Play a short clip of a song from a Bluetooth speaker and the first person to correctly name the song gets to splash any other player of their choice.
Wrong guesses mean the guesser gets splashed by the entire group.
The splash consequences on wrong answers make people think twice before shouting something they are not sure of. The hesitation and second guessing creates incredible tension before every answer.
- Prepare a playlist of at least 50 clips across different decades and genres so no category dominates
- Cut each clip to five seconds to make identification harder and the competition faster
- Add a bonus round at the end where players bid splashes on particularly difficult clips like betting at an auction
This is the perfect final game because it winds down the physical energy while keeping the competitive fun going right until the last song.
The Rules Behind Every Great Pool Party Game
After 20 games, a few things stay constant no matter which ones you choose to play.

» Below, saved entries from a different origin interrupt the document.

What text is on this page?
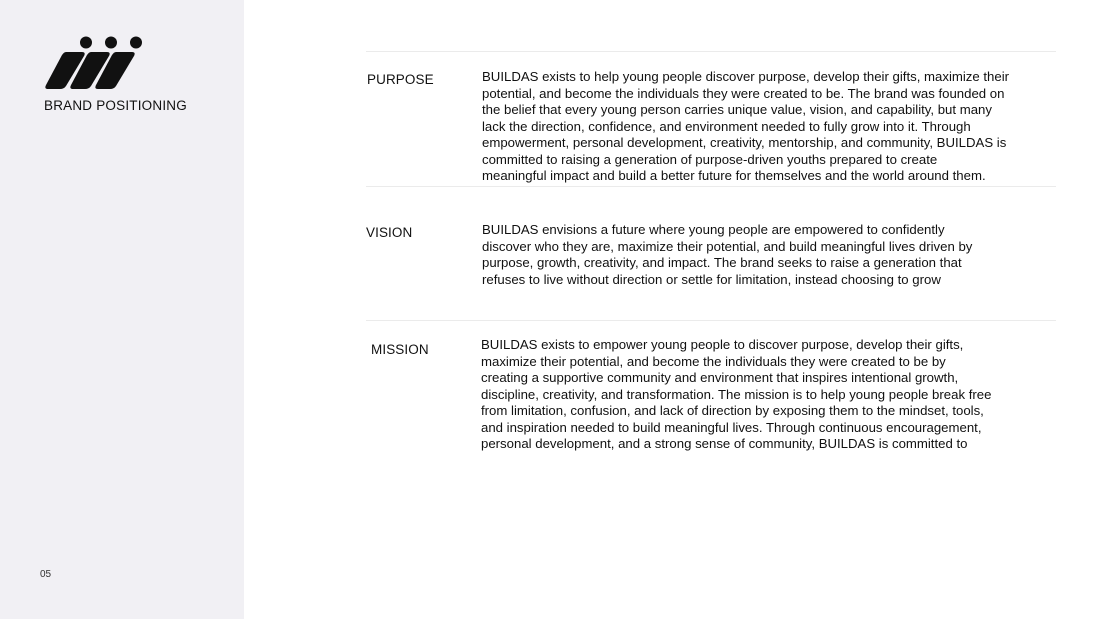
BRAND POSITIONING
05
PURPOSE	BUILDAS exists to help young people discover purpose, develop their gifts, maximize their
potential, and become the individuals they were created to be. The brand was founded on
the belief that every young person carries unique value, vision, and capability, but many
lack the direction, confidence, and environment needed to fully grow into it. Through
empowerment, personal development, creativity, mentorship, and community, BUILDAS is
committed to raising a generation of purpose-driven youths prepared to create
meaningful impact and build a better future for themselves and the world around them.
VISION	BUILDAS envisions a future where young people are empowered to confidently
discover who they are, maximize their potential, and build meaningful lives driven by
purpose, growth, creativity, and impact. The brand seeks to raise a generation that
refuses to live without direction or settle for limitation, instead choosing to grow
MISSION	BUILDAS exists to empower young people to discover purpose, develop their gifts,
maximize their potential, and become the individuals they were created to be by
creating a supportive community and environment that inspires intentional growth,
discipline, creativity, and transformation. The mission is to help young people break free
from limitation, confusion, and lack of direction by exposing them to the mindset, tools,
and inspiration needed to build meaningful lives. Through continuous encouragement,
personal development, and a strong sense of community, BUILDAS is committed to
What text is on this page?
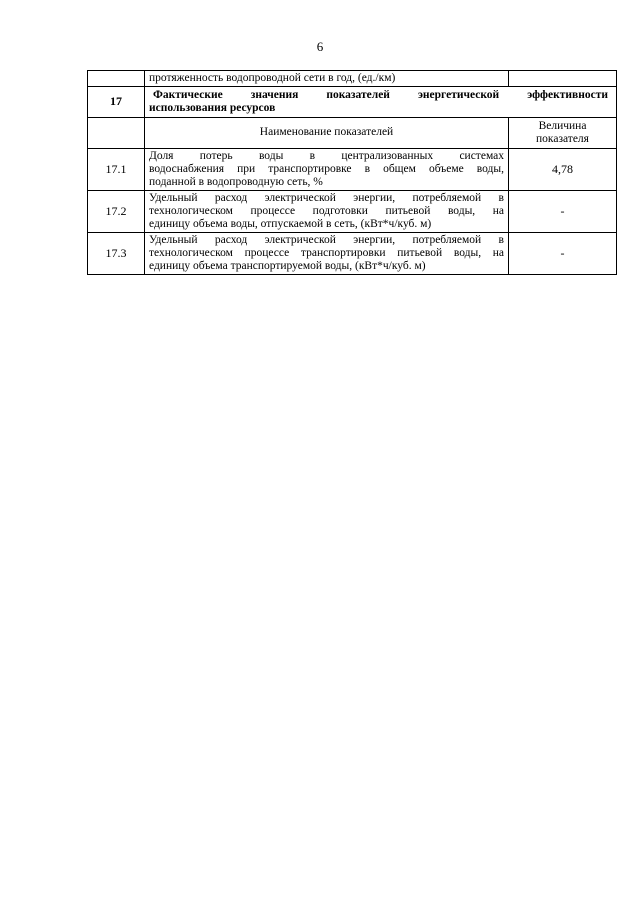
6
	протяженность водопроводной сети в год, (ед./км)	
17	Фактические значения показателей энергетической эффективности
использования ресурсов	

	Наименование показателей	Величина
показателя

17.1	Доля потерь воды в централизованных системах
водоснабжения при транспортировке в общем объеме воды,
поданной в водопроводную сеть, %	4,78
17.2	Удельный расход электрической энергии, потребляемой в
технологическом процессе подготовки питьевой воды, на
единицу объема воды, отпускаемой в сеть, (кВт*ч/куб. м)	-
17.3	Удельный расход электрической энергии, потребляемой в
технологическом процессе транспортировки питьевой воды, на
единицу объема транспортируемой воды, (кВт*ч/куб. м)	-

Always brief players on the rules before anyone gets in the water. Confusion mid-game kills momentum faster than anything else.
Keep prizes simple and fun rather than expensive. A silly trophy, a bag of candy, or even just official bragging rights are enough to make people genuinely compete.
Have a non-competitive option running alongside the games for guests who want to participate socially without being in direct competition.
Something like floating ring toss or trivia works perfectly for that role.
Rotate game hosts so one person is not stuck managing everything all afternoon. Shared ownership of the fun means shared energy and investment in making it work.
The best pool parties are the ones where guests forget to check their phones because something more interesting is always happening right in front of them.
Which of these 20 games is going to create that moment at yours?